The notion of shipping via ocean freighters won’t be attractive for domestic retailers, but Amazon stock owners should be giddy about the prospects it represents.
There are hoards of Chinese retailers who will jump at the chance to ship their goods directly with Amazon and get them into its fulfillment centers. As David Morris of Fortune explained:
“As a freight forwarder, Amazon wouldn’t be putting its own ships in the water. Instead, it would be selling existing capacity, and managing the shipping process. An international Amazon freight service could oversee a products’ (sic) journey from ramp the (sic) at a Chinese factory all the way to an American warehouse.”
Amazon’s efforts to create its own delivery and distribution network will eventually pay off, and a worldwide logistics infrastructure will mean never again having to rely on a third-party to fulfill Amazon.com orders.
Amazon Ocean Shipping Is Not About Revenue
Ocean shipping is a $350 billion market, although it’s not a very profitable industry at the moment. Amazon, however, isn’t looking to generate direct revenue here. Instead, as the international shipper, AMZN maintains control of the delivery process from end to end for products coming out of China. And for Chinese product manufacturers that can’t normally afford shipping via air cargo, an option to ship via Amazon ocean presents significant opportunity to access the Western market.
Additionally, with the expanded measure of control over its supply chain, both the cost and time of package delivery will be reduced.
Per Bidness Etc:
“Fulfillment of products to Chinese consumers directly from the US and vice versa using FBA warehouses and delivery network will eradicate some of the port-based storage, transport, and customs related costs.”
The move to become an ocean freight forwarder makes perfect sense for Amazon considering the company has been losing an average of $1 billion per quarter on shipping costs. Amazon has the potential to dramatically reduce its costs using “its robust software management systems to improve efficiencies and streamline costs that concern product bookings and government filings.”
Further, a sizable percentage of Amazon’s fulfillment costs come from labor, specifically the handoff of cargo from one third-party provider to the next. But now that AMZN has been granted permission to operate as its own shipper, those costs may be reduced or eliminated entirely.

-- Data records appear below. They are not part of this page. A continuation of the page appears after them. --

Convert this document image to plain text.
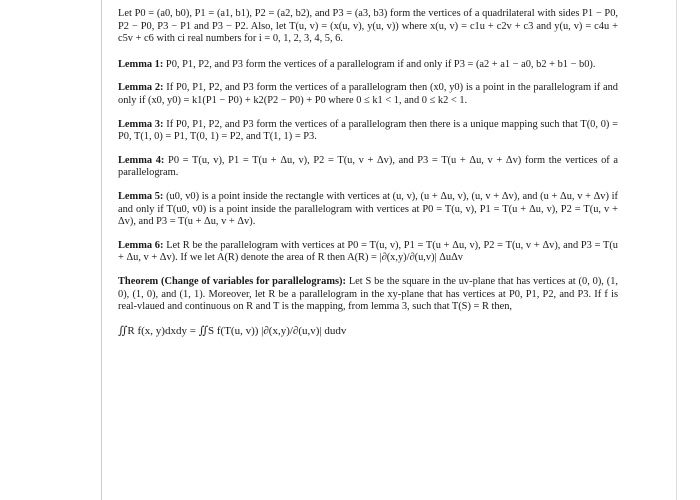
Let P0 = (a0, b0), P1 = (a1, b1), P2 = (a2, b2), and P3 = (a3, b3) form the vertices of a quadrilateral with sides P1 − P0, P2 − P0, P3 − P1 and P3 − P2. Also, let T(u, v) = (x(u, v), y(u, v)) where x(u, v) = c1u + c2v + c3 and y(u, v) = c4u + c5v + c6 with ci real numbers for i = 0, 1, 2, 3, 4, 5, 6.

Lemma 1: P0, P1, P2, and P3 form the vertices of a parallelogram if and only if P3 = (a2 + a1 − a0, b2 + b1 − b0).

Lemma 2: If P0, P1, P2, and P3 form the vertices of a parallelogram then (x0, y0) is a point in the parallelogram if and only if (x0, y0) = k1(P1 − P0) + k2(P2 − P0) + P0 where 0 ≤ k1 < 1, and 0 ≤ k2 < 1.

Lemma 3: If P0, P1, P2, and P3 form the vertices of a parallelogram then there is a unique mapping such that T(0, 0) = P0, T(1, 0) = P1, T(0, 1) = P2, and T(1, 1) = P3.

Lemma 4: P0 = T(u, v), P1 = T(u + Δu, v), P2 = T(u, v + Δv), and P3 = T(u + Δu, v + Δv) form the vertices of a parallelogram.

Lemma 5: (u0, v0) is a point inside the rectangle with vertices at (u, v), (u + Δu, v), (u, v + Δv), and (u + Δu, v + Δv) if and only if T(u0, v0) is a point inside the parallelogram with vertices at P0 = T(u, v), P1 = T(u + Δu, v), P2 = T(u, v + Δv), and P3 = T(u + Δu, v + Δv).

Lemma 6: Let R be the parallelogram with vertices at P0 = T(u, v), P1 = T(u + Δu, v), P2 = T(u, v + Δv), and P3 = T(u + Δu, v + Δv). If we let A(R) denote the area of R then A(R) = |∂(x,y)/∂(u,v)| ΔuΔv

Theorem (Change of variables for parallelograms): Let S be the square in the uv-plane that has vertices at (0, 0), (1, 0), (1, 0), and (1, 1). Moreover, let R be a parallelogram in the xy-plane that has vertices at P0, P1, P2, and P3. If f is real-vlaued and continuous on R and T is the mapping, from lemma 3, such that T(S) = R then,

∬R f(x, y)dxdy = ∬S f(T(u, v)) |∂(x,y)/∂(u,v)| dudv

Flexport has said, “It’s here that automation, something no traditional freight forwarding company can do even one percent as well as Amazon can, becomes the key competitive advantage over legacy freight forwarders.”
Ocean Shipping Is Only Part of Amazon’s Vision
In its quest for complete delivery dominance, becoming an ocean freight forwarder is merely one piece of the puzzle that will secure Amazon’s position at the top of the food chain and crush any budding competitive inroads from the likes of BABA.

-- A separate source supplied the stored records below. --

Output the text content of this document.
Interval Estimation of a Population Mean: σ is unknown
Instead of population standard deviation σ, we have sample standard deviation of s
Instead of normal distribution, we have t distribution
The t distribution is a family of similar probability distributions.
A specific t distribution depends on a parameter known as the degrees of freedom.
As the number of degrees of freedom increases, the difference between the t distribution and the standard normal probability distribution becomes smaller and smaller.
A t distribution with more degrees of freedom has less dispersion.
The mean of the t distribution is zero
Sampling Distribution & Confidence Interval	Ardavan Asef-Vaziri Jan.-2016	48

Last week, AMZN revealed plans to acquire French delivery company Colis Prive, moving one step closer to total control of its European-based fulfilment. Last month, Amazon also announced the addition of thousands of branded trailers to be driven by third-party carriers, further expanding the company’s control and capability on the ground.

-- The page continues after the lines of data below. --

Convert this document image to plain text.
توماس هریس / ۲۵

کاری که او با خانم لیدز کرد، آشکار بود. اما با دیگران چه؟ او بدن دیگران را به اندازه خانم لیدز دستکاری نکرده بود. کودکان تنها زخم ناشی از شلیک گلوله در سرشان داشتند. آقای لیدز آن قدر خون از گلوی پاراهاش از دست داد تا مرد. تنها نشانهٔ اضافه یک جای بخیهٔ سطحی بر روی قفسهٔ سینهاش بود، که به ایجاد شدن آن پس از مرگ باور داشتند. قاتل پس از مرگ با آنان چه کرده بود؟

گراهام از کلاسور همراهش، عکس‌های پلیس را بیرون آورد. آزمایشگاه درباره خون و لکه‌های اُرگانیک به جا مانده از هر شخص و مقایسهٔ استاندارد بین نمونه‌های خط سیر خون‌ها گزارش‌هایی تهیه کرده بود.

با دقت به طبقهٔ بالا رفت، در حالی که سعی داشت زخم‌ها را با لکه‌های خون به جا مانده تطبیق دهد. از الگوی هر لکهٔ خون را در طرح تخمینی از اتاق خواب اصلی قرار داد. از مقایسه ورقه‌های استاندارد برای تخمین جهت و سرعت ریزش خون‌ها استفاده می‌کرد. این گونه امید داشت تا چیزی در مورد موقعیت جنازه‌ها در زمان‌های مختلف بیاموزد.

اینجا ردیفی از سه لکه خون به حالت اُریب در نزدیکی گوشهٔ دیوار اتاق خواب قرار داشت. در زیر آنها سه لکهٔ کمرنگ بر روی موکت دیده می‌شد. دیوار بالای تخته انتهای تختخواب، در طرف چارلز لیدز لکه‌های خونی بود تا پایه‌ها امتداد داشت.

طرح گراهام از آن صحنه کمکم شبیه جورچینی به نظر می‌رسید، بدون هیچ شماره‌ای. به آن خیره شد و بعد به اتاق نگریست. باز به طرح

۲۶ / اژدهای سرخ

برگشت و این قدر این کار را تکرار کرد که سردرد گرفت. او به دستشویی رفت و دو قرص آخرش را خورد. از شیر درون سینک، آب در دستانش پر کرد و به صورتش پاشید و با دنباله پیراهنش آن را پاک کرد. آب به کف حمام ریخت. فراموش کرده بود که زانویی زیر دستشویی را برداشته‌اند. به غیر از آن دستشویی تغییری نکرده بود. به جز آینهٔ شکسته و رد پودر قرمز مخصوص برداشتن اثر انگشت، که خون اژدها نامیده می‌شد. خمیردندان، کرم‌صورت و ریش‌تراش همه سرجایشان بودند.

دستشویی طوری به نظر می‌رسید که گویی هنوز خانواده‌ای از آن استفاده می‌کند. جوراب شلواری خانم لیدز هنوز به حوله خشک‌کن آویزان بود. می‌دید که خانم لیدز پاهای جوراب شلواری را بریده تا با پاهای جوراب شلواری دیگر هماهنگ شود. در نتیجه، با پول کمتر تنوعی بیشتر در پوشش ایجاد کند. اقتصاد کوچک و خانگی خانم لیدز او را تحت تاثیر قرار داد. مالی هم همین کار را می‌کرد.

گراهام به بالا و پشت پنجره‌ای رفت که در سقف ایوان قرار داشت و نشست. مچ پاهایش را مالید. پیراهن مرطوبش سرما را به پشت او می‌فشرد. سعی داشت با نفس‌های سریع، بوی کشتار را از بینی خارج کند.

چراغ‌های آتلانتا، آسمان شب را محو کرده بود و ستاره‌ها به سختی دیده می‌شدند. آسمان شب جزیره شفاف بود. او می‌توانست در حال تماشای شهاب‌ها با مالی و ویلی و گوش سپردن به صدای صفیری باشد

In the air, AMZN has arranged to lease at least one jet for dedicated delivery of packages between Poland and Germany, and has been in negotiations with Boeing to lease 20 more for shipment and transportation across the U.S.
AMZN a Threat to FedEx and UPS
So, between the increasing fleet of trucks, leased jets, and now its own ocean shipping capabilities, Amazon is poised to become a dominant global logistics powerhouse, threatening the U.S. expansion efforts of BABA, as well as the stranglehold traditional carriers FedEx (FDX) and United Parcel Service (UPS) have long since held.
Power Retail said it best: “If Amazon commits to developing a fully fledged delivery service, it has the potential to disrupt the fulfilment industry, especially considering Amazon’s vast resources, its history of innovation, and its ability to operate on extremely thin profit margins.”
Overall, the creation of a dedicated ocean shipping division out of Amazon China will be a boon for Amazon stock for more reasons than just the reduced shipment losses and improved margins that come from maintaining greater control over fulfillment services.
Amazon is building its own complete worldwide logistics network that encompasses land, air and sea, which together with its unparallelled software and automation capabilities will put AMZN in direct competition with FedEx, UPS and even the U.S. Postal Service.
Plus, since the inflow of low-priced Chinese-made goods to Amazon’s fulfillment centers in the U.S. will result in reduced delivery times for American consumers, there’s less chance that BABA will woo customers away from Amazon.
On the export side, AMZN ocean shipping will provide a steady stream of high-demand American-made products to China.
This move makes Amazon stock a solid buy for the long-term — both for the e-commerce boost that will stem from greater control and lower overseas shipping costs, as well as the potential for an entirely different stream of revenue that could arise when the Amazon logistics network is able to fully compete with FedEx and UPS.
As of this writing, Greg Gambone did not hold a position in any of the aforementioned securities.